Anderson, the William K. Lanman, Jr. Professor of Sociology at Yale, is an influential and widely published ethnographer and expert on urban inequality. In his “Code of the Street: Decency, Violence, and the Moral Life of the Inner City” (1999), Anderson argues that violent interpersonal transactions among black inner city youths are governed by a set of implicit rules and conventions.
Based on Anderson’s close observation and extensive interviews with young residents of Philadelphia neighborhoods, his thesis holds that entrenched poverty, experience with racial discrimination and chronic exclusion from gainful employment largely account for the vicious cycle of brutality and aggression that dominates many urban streets.
“Elijah Anderson’s ‘Code of the Street’ brilliantly integrates institutional and cultural factors to account for the way many black inner city youth respond to chronic racial and economic subordination. It is noteworthy that the careful research by the National Institute of Justice social scientists provides strong empirical support for his influential study,” says William Julius Wilson, professor of sociology and social policy at Harvard University.
With support from NIJ, the National Institute of Mental Health and the Center for Disease Control and Prevention — among other granting agencies — researchers set out to validate Anderson’s theory. After interviewing more than 800 African-American adolescents in Georgia and Iowa over a period of two years, they concluded, as had Anderson, that “the stress of living in a poor and violent environment can cause young people to adopt the code of the street as a lifestyle guide. This, in turn, is a powerful predictor of violent conduct, amplified by the effects of negative neighborhood characteristics.”
“The inclination to violence springs from the circumstances of life among the ghetto poor - the lack of jobs that pay a living wage, the stigma of race, the fallout from rampant drug use and drug trafficking, and the resulting alienation and lack of hope for the future,” notes the NIJ report, titled “The Code of the Street and African-American Adolescent Violence.”

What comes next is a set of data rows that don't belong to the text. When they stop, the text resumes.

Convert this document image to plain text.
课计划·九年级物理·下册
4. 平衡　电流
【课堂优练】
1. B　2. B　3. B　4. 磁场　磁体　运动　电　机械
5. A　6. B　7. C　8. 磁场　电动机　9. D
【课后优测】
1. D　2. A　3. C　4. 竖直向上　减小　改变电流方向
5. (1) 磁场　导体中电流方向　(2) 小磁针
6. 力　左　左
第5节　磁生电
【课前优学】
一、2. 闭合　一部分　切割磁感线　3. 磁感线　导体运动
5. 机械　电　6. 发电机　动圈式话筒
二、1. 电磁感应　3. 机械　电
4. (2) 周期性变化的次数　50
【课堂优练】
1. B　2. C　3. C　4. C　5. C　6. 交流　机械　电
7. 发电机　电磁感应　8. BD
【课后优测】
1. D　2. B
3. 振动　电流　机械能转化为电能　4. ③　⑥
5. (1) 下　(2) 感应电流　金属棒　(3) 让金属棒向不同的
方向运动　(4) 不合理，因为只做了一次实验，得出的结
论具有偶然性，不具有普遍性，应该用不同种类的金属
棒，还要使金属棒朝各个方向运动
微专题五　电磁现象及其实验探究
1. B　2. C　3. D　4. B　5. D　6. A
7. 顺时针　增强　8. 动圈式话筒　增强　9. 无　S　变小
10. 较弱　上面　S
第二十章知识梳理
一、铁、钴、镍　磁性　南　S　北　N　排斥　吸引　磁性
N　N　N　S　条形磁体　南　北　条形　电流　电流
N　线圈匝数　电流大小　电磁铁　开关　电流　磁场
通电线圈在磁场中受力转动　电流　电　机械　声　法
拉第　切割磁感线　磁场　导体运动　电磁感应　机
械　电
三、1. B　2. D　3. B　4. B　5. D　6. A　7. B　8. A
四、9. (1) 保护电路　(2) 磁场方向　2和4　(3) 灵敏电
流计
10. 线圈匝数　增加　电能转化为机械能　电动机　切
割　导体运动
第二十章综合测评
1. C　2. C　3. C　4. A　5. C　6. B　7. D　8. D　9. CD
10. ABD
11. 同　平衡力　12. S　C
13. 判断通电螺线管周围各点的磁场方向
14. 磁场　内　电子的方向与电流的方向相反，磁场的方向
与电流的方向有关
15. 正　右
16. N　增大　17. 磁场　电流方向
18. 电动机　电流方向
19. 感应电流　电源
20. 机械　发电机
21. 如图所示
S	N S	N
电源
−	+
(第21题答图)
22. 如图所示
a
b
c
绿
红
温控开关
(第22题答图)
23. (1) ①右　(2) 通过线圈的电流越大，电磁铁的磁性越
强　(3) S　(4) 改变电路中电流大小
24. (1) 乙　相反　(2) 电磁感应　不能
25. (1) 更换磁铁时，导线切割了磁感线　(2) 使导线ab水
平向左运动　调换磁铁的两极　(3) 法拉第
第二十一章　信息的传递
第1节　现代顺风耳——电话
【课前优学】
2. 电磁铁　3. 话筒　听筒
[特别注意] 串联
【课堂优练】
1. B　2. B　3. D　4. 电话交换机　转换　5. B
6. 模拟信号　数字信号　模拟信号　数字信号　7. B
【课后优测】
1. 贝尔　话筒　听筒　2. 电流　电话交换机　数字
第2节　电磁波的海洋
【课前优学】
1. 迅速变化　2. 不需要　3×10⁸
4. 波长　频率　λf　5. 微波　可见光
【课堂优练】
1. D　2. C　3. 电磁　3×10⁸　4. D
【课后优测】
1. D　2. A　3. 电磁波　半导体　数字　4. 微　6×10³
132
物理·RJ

“Although there are often forces in the community that can counteract the negative influences - by far the most powerful being a strong, loving, ‘decent’ (as inner-city residents put it) family committed to middle-class values - the despair is pervasive enough to have spawned an oppositional culture, that of ‘the streets,’ whose norms are often consciously opposed to those of mainstream society,” adds the report.
In their report, the NIJ researchers stress the importance of their findings: “Anderson’s theory presents a bridge between the environmental and cultural factors examined in many previous studies of urban violence. The research discussed in this report emphasizes the need to consider this theory in future studies within African-American households, neighborhoods and communities.”